Mo`opuna, your tutu has been keeping a secret for a very long time. The Empty, that feeling deep inside you, that thing that’s been eating away at you for so long, was born in the vacuum of that secret. This is not an excuse, but if you lock something away long enough there’s a chance you forget where you put the key. I was supposed to tell it all to your mama but I never got the chance. Or maybe I stopped believing any of it meant anything. Maybe I thought it best to leave the past in the past. Just goes to show how wrong an old lady can be. Wake up and be mad at me, okay? The nurses say your ears still work and that I should talk to you. Aiyah, if that’s not the universe right there giving me my marching orders then I don’t know what would be!
What I have to tell you will take some time, so you’re going to have to stick around, you hear me? I’ll tell you everything, but you have to promise me that you will listen. That you will stay alive and fight and let your tutu give you the medicine.
*
It took from March 17, 1768, to sometime in 1777 for the princess Ka`ahumanu to be born. Nine years.
Dates. They like to think they’re important.
Whatever the day and year, the date was not significant, in spite of it being what would change the world forever.
In the time before the islands were united into a kingdom—you knew this right, the islands weren’t always united, your teachers taught you at least that much in school? Auwe, the fact that I don’t even know the answer to that question fills me with shame—there was much fighting between them. Each island was ruled by local chiefs and its own king. Territory was defended, protected, and fought over. In this time there was a hill in the district of Hana on Maui called Pu`u Ka`uiki. This hill was part of the territory controlled by a Hawai`i Island chief who was a supporter of the efforts to conquer the island and make it part of a united Hawaiian Kingdom. This position had made enemies out of the other chiefs who wanted to maintain their independence, so when this chief ’s wife went into labor, he needed to keep their location a secret to ensure their safety. To the hill of Pu`u Ka`uiki they went. Within the hill was a series of lava tubes. The chief ’s wife ordered her husband’s guards to remain outside, allowing only her female attendants to go with her to Ka`uiki Cave, deep into the heart of the hill.
*
Aiyah. Mo`opuna, you’re going to have to kala mai your tutu—I was so gung ho to get started and so upset about you and the wave and the thought of losing you that I jumped the gun. I started the story wrong. It’s been so long time since I thought about any of it that it’s gotten jumbled in my head.
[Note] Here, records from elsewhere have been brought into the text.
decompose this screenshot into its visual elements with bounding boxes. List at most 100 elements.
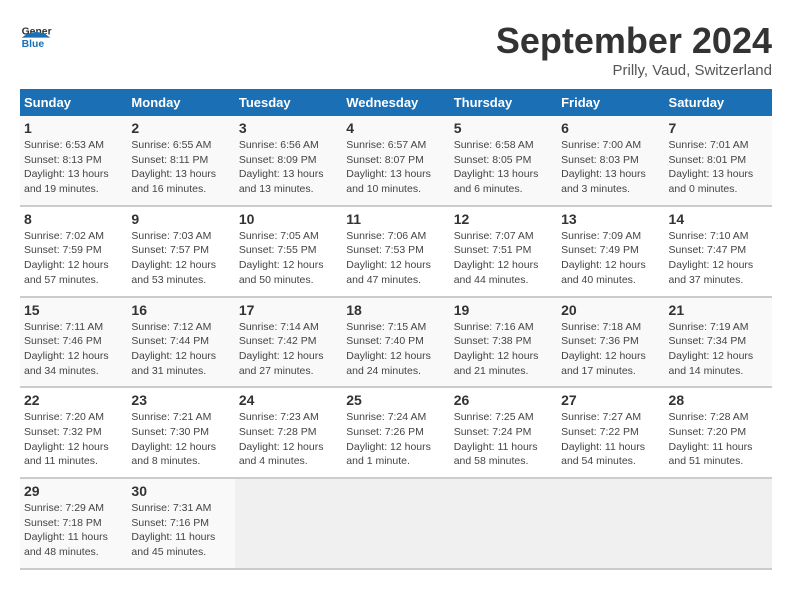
title-area: September 2024 Prilly, Vaud, Switzerland [496,20,772,79]
day-number: 8 [24,211,123,227]
calendar-day-cell: 19 Sunrise: 7:16 AM Sunset: 7:38 PM Dayl… [450,297,557,388]
day-number: 13 [561,211,660,227]
day-number: 2 [131,120,230,136]
calendar-day-cell: 3 Sunrise: 6:56 AM Sunset: 8:09 PM Dayli… [235,116,342,206]
day-info: Sunrise: 7:23 AM Sunset: 7:28 PM Dayligh… [239,411,324,467]
calendar-day-cell: 9 Sunrise: 7:03 AM Sunset: 7:57 PM Dayli… [127,206,234,297]
day-number: 11 [346,211,445,227]
calendar-day-cell: 23 Sunrise: 7:21 AM Sunset: 7:30 PM Dayl… [127,387,234,478]
calendar-day-cell: 13 Sunrise: 7:09 AM Sunset: 7:49 PM Dayl… [557,206,664,297]
day-number: 10 [239,211,338,227]
day-number: 9 [131,211,230,227]
day-number: 5 [454,120,553,136]
calendar-day-cell: 10 Sunrise: 7:05 AM Sunset: 7:55 PM Dayl… [235,206,342,297]
day-number: 19 [454,302,553,318]
calendar-day-cell: 4 Sunrise: 6:57 AM Sunset: 8:07 PM Dayli… [342,116,449,206]
col-friday: Friday [557,89,664,116]
calendar-week-row: 29 Sunrise: 7:29 AM Sunset: 7:18 PM Dayl… [20,478,772,569]
calendar-day-cell: 11 Sunrise: 7:06 AM Sunset: 7:53 PM Dayl… [342,206,449,297]
day-number: 30 [131,483,230,499]
day-number: 20 [561,302,660,318]
calendar-day-cell [557,478,664,569]
calendar-header-row: Sunday Monday Tuesday Wednesday Thursday… [20,89,772,116]
day-number: 22 [24,392,123,408]
day-info: Sunrise: 6:53 AM Sunset: 8:13 PM Dayligh… [24,139,109,195]
day-number: 14 [669,211,768,227]
day-number: 29 [24,483,123,499]
day-info: Sunrise: 7:09 AM Sunset: 7:49 PM Dayligh… [561,230,646,286]
day-info: Sunrise: 7:02 AM Sunset: 7:59 PM Dayligh… [24,230,109,286]
day-number: 17 [239,302,338,318]
month-title: September 2024 [496,20,772,62]
day-number: 16 [131,302,230,318]
day-info: Sunrise: 7:12 AM Sunset: 7:44 PM Dayligh… [131,321,216,377]
calendar-table: Sunday Monday Tuesday Wednesday Thursday… [20,89,772,570]
day-info: Sunrise: 6:56 AM Sunset: 8:09 PM Dayligh… [239,139,324,195]
day-info: Sunrise: 7:05 AM Sunset: 7:55 PM Dayligh… [239,230,324,286]
day-info: Sunrise: 7:28 AM Sunset: 7:20 PM Dayligh… [669,411,753,467]
col-wednesday: Wednesday [342,89,449,116]
page-header: General Blue September 2024 Prilly, Vaud… [20,20,772,79]
day-info: Sunrise: 7:10 AM Sunset: 7:47 PM Dayligh… [669,230,754,286]
day-info: Sunrise: 6:57 AM Sunset: 8:07 PM Dayligh… [346,139,431,195]
day-number: 28 [669,392,768,408]
calendar-day-cell: 27 Sunrise: 7:27 AM Sunset: 7:22 PM Dayl… [557,387,664,478]
calendar-week-row: 8 Sunrise: 7:02 AM Sunset: 7:59 PM Dayli… [20,206,772,297]
day-info: Sunrise: 6:58 AM Sunset: 8:05 PM Dayligh… [454,139,539,195]
calendar-day-cell: 20 Sunrise: 7:18 AM Sunset: 7:36 PM Dayl… [557,297,664,388]
day-info: Sunrise: 7:20 AM Sunset: 7:32 PM Dayligh… [24,411,109,467]
day-number: 23 [131,392,230,408]
day-info: Sunrise: 7:01 AM Sunset: 8:01 PM Dayligh… [669,139,754,195]
day-number: 18 [346,302,445,318]
day-number: 25 [346,392,445,408]
calendar-day-cell: 2 Sunrise: 6:55 AM Sunset: 8:11 PM Dayli… [127,116,234,206]
day-info: Sunrise: 7:15 AM Sunset: 7:40 PM Dayligh… [346,321,431,377]
day-info: Sunrise: 7:31 AM Sunset: 7:16 PM Dayligh… [131,502,215,558]
calendar-day-cell: 26 Sunrise: 7:25 AM Sunset: 7:24 PM Dayl… [450,387,557,478]
calendar-day-cell: 21 Sunrise: 7:19 AM Sunset: 7:34 PM Dayl… [665,297,772,388]
day-number: 1 [24,120,123,136]
logo: General Blue [20,20,52,52]
calendar-day-cell: 5 Sunrise: 6:58 AM Sunset: 8:05 PM Dayli… [450,116,557,206]
calendar-day-cell: 28 Sunrise: 7:28 AM Sunset: 7:20 PM Dayl… [665,387,772,478]
day-info: Sunrise: 7:19 AM Sunset: 7:34 PM Dayligh… [669,321,754,377]
calendar-day-cell: 16 Sunrise: 7:12 AM Sunset: 7:44 PM Dayl… [127,297,234,388]
day-info: Sunrise: 7:03 AM Sunset: 7:57 PM Dayligh… [131,230,216,286]
calendar-day-cell: 15 Sunrise: 7:11 AM Sunset: 7:46 PM Dayl… [20,297,127,388]
day-info: Sunrise: 7:25 AM Sunset: 7:24 PM Dayligh… [454,411,538,467]
day-info: Sunrise: 6:55 AM Sunset: 8:11 PM Dayligh… [131,139,216,195]
day-number: 15 [24,302,123,318]
col-thursday: Thursday [450,89,557,116]
calendar-day-cell: 25 Sunrise: 7:24 AM Sunset: 7:26 PM Dayl… [342,387,449,478]
calendar-day-cell: 8 Sunrise: 7:02 AM Sunset: 7:59 PM Dayli… [20,206,127,297]
col-monday: Monday [127,89,234,116]
calendar-day-cell: 7 Sunrise: 7:01 AM Sunset: 8:01 PM Dayli… [665,116,772,206]
calendar-day-cell: 14 Sunrise: 7:10 AM Sunset: 7:47 PM Dayl… [665,206,772,297]
calendar-week-row: 1 Sunrise: 6:53 AM Sunset: 8:13 PM Dayli… [20,116,772,206]
day-info: Sunrise: 7:29 AM Sunset: 7:18 PM Dayligh… [24,502,108,558]
day-number: 6 [561,120,660,136]
calendar-day-cell [235,478,342,569]
calendar-day-cell: 17 Sunrise: 7:14 AM Sunset: 7:42 PM Dayl… [235,297,342,388]
day-number: 4 [346,120,445,136]
logo-icon: General Blue [20,20,52,52]
calendar-day-cell: 29 Sunrise: 7:29 AM Sunset: 7:18 PM Dayl… [20,478,127,569]
day-info: Sunrise: 7:07 AM Sunset: 7:51 PM Dayligh… [454,230,539,286]
calendar-day-cell: 22 Sunrise: 7:20 AM Sunset: 7:32 PM Dayl… [20,387,127,478]
day-number: 24 [239,392,338,408]
day-info: Sunrise: 7:16 AM Sunset: 7:38 PM Dayligh… [454,321,539,377]
day-number: 7 [669,120,768,136]
day-number: 12 [454,211,553,227]
col-saturday: Saturday [665,89,772,116]
calendar-day-cell [450,478,557,569]
day-info: Sunrise: 7:14 AM Sunset: 7:42 PM Dayligh… [239,321,324,377]
calendar-day-cell [665,478,772,569]
day-info: Sunrise: 7:21 AM Sunset: 7:30 PM Dayligh… [131,411,216,467]
svg-text:Blue: Blue [22,39,45,50]
day-info: Sunrise: 7:00 AM Sunset: 8:03 PM Dayligh… [561,139,646,195]
calendar-day-cell: 30 Sunrise: 7:31 AM Sunset: 7:16 PM Dayl… [127,478,234,569]
day-number: 3 [239,120,338,136]
day-info: Sunrise: 7:18 AM Sunset: 7:36 PM Dayligh… [561,321,646,377]
calendar-day-cell: 1 Sunrise: 6:53 AM Sunset: 8:13 PM Dayli… [20,116,127,206]
calendar-day-cell: 6 Sunrise: 7:00 AM Sunset: 8:03 PM Dayli… [557,116,664,206]
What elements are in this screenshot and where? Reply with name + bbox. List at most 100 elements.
At church, Pastor says that before God made the world there was only darkness. I won’t disagree, but I will add this: Just because someplace is dark, don’t mean it’s empty. Darkness holds all kinds of things. My point is that sometimes it’s hard to say when or where something started. From that darkness did the chicken come, or was it the egg? The prophecy of the pōhaku was like that. It rose from the lava core of Middle Earth, its mana so deep and powerful that it was as if the knowledge of it had no beginning, no origin. But just like a game of Telephone, the truth behind the prophecy got so warped over time that eventually there was very little, if any, truth still in it at all.
In the schoolbooks everything always begins when the men of Europe enter the picture, so we gotta start there too. (Told you this was going to take a while! But stay with me. Please stay with me.) They say Captain Cook was searching for a northern passage between the Pacific and Atlantic Oceans and that’s how he came to our homeland. This is true, but the sort of true that says Hawai`i is the fiftieth state of America.
*
At the heart of the real story of Captain Cook is the prophecy of the pōhaku and the story of a man named John Montague. You’re not going to find this story in any history book. You stopped trusting me a long time ago, but for this you are going to have to give me another chance.